Pero mientras esto llega, para mí, como para otros, ha quedado atrás la estación que rompe generalmente (y sin artificios) esa monotonía, que nos muestra arena fina, bosques cuajados de frondosa vegetación donde habita la mitología, amores primerizos que se alimentan de extrañas mariposas, calles encaladas aún similares a las que viese mi admirado Gerald Brenan, mares inmensos que albergan a las descendientes de Moby Dick, o palacios, fuentes y paseos en los que dar rienda a los acordes de una guitarra española en las noches calurosas de verano, bajo faroles, en terrazas que sirven momentos íntimos con vino, en sueños abrazados a un libro donde reposar la lentitud de cada instante.
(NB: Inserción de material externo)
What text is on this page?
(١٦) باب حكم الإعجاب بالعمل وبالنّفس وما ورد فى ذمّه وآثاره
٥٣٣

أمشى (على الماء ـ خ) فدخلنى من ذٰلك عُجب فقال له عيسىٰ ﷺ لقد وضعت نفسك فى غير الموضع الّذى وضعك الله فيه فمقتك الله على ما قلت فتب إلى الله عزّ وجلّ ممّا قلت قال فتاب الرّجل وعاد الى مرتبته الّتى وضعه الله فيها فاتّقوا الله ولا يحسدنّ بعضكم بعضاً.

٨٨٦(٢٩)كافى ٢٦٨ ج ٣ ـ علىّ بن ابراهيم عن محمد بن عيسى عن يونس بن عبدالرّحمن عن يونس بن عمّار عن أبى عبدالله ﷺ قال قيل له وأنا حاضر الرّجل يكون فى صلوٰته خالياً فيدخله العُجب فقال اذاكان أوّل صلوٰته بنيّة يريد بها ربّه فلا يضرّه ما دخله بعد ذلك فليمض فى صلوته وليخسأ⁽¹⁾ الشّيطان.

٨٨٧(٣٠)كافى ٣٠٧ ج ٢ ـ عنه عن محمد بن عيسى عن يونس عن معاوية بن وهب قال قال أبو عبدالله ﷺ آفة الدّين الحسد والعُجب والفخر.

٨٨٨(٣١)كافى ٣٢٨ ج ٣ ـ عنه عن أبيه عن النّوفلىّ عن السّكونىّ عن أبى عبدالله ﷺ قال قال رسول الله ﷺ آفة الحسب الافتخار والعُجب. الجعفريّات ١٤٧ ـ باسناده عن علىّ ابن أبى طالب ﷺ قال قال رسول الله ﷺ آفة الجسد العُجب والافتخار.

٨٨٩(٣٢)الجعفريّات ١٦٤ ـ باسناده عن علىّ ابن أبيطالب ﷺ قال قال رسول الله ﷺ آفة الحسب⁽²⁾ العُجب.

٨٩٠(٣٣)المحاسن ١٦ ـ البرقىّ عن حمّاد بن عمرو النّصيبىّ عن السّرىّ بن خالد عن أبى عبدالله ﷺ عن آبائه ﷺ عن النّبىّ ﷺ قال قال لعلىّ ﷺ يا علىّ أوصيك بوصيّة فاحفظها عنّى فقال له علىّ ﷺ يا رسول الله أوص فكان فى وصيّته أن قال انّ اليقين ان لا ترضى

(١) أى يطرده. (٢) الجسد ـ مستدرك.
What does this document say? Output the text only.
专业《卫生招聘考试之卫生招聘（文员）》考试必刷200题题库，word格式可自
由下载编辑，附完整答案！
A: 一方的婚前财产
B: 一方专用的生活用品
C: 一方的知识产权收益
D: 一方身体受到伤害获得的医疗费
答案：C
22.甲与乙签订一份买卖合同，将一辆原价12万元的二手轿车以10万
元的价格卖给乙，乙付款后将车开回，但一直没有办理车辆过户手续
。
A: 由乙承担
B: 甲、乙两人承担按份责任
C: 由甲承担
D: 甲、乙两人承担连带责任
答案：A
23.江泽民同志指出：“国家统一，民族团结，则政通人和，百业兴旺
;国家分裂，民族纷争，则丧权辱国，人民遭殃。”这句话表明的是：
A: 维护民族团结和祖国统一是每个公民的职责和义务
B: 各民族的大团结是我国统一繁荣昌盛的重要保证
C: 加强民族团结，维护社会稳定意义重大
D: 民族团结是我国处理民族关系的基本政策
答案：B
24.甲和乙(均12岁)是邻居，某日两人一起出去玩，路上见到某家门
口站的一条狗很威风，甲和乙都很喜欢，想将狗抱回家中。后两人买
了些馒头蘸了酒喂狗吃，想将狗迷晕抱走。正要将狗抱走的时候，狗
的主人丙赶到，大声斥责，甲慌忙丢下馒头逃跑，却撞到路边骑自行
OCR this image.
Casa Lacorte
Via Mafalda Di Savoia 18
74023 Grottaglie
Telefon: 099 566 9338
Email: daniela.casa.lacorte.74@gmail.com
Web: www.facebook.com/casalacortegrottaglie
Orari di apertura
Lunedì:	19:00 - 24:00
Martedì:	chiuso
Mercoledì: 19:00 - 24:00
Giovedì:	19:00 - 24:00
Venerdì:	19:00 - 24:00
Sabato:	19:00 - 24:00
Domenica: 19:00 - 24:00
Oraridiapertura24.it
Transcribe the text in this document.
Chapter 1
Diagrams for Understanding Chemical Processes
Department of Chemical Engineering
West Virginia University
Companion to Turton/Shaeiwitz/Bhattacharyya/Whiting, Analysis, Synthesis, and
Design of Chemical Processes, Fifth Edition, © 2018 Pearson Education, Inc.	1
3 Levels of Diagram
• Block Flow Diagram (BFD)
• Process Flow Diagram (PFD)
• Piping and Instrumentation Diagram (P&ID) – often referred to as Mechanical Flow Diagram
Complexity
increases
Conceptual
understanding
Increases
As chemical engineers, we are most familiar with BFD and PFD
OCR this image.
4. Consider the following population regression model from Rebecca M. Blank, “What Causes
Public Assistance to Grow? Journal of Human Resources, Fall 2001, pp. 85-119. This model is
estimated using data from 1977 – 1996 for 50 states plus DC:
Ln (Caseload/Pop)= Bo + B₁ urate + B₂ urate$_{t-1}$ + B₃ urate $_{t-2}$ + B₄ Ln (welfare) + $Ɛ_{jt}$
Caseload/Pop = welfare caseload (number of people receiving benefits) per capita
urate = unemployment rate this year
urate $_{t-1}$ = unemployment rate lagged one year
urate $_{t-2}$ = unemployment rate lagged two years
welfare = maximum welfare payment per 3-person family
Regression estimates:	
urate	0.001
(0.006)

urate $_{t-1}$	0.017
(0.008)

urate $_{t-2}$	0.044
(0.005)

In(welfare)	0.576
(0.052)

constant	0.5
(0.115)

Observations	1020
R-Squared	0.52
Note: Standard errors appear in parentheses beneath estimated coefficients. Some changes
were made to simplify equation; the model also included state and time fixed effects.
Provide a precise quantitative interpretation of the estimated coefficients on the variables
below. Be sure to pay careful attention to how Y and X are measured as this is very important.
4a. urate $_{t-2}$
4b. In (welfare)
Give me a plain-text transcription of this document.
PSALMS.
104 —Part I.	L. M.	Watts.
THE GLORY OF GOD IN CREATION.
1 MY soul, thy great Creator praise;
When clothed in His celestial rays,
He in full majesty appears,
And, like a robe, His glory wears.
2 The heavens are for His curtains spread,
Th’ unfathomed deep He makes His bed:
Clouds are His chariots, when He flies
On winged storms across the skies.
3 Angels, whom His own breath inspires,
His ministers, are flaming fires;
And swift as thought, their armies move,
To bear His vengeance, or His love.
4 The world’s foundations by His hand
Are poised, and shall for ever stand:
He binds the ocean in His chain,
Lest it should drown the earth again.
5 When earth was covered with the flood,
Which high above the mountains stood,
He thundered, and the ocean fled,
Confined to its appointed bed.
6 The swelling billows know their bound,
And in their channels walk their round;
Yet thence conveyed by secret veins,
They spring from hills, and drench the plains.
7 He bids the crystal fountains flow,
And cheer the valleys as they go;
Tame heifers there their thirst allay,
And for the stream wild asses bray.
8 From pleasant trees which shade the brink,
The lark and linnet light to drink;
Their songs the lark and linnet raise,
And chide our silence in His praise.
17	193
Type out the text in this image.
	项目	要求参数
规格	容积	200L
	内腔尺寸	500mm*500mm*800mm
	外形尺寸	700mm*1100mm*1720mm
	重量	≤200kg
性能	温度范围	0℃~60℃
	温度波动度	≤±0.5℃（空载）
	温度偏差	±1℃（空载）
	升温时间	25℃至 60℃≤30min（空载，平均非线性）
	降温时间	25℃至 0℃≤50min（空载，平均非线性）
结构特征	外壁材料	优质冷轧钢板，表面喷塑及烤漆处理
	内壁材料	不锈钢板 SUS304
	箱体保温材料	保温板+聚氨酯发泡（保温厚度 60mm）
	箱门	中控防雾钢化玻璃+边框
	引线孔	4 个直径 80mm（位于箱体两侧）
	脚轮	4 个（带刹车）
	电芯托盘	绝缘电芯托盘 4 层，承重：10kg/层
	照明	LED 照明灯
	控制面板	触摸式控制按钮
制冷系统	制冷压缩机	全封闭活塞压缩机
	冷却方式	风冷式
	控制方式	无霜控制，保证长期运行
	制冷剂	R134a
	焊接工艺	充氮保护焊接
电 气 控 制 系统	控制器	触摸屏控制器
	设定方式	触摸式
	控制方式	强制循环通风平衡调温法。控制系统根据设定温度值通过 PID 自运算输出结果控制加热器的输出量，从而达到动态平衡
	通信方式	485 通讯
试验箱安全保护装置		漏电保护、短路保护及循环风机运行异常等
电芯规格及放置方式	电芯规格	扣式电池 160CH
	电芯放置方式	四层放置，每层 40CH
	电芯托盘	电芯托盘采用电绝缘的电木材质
Ahora, con cada día que huye nos olvidaremos poco a poco de los cuerpos exuberantes envueltos en deseo y será el nuestro aquel que compartirá un rincón con las fuerzas postrimeras que rezuman sobre las fachadas de los espejos del alma, como dice el refrán. Serán, ni más ni menos, que las últimas fuerzas hirvientes de un verano que ya queda atrás, desinflándose, hasta ser solo recuerdos embutidos en el abrigo del otoño.
Es otoño aunque a veces no lo parece. Atraído por su llegada he decidido salir a recibirlo y en la tarde de aromas a tierra mojada mis pies me llevan a él caminando por las sendas que descienden y se cruzan a través del madrileño Parque del Oeste en dirección a los búnqueres (que taponaron el avance de los sublevados durante las ofensivas sobre Madrid en nuestra desgraciada Guerra Civil).
Es tarde para observar escondido en el mirador de aves (sin aves) como cae la luz sobre la charca, para fumar el último cigarrillo sentado en sus bancos y ver el humo denso ascender hasta perderse en el techo de madera. Allí, como en cualquier otro lugar, como en nuestro propio interior, buscamos elixires que tonifiquen nuestro cuerpo o sentidos que nos orienten falsamente. Logramos esconder los juicios y las justificaciones y resistimos en las murallas de nuestra debilitada fortaleza otra embestida más de un ejército que viaja en el tiempo desde nuestro pasado sin llegar a percatarnos que tarde o temprano, cuando llegue el asalto final, nuestras huestes, aquellas que nos defienden, no serán más que un puñado de razones agotadas, heridas y descolocadas, y será cuando veamos que La Gran fortaleza del alma está perdida sin remisión.
Ese será el triste atardecer en que nos miraremos buscando aquel caballero que fuimos pero no descubriremos más que un cuerpo torturado, desnudo y vencido que llora cada día en el silencio moribundo de la prisión de la soledad.
Quizás entonces, asfixiados, haremos lo que mucho antes debíamos haber hecho: salir al mundo exterior y descubrir que hay mucho más donde podríamos habernos retirado para recomponer las líneas, para aprovisionarnos y descansar.
De nuevo es entonces, y solo entonces, cuando alejados de la batalla, seremos conscientes del desastre en el que hemos colaborado por omisión. Por eso, cuando sintamos que las murallas apenas tienen capacidad para resistir quizás es mejor que preparemos las cabalgaduras y reunamos las fuerzas que quedan. Sencillamente… que tomemos el camino que nos lleva al sol… siempre hacia el sol.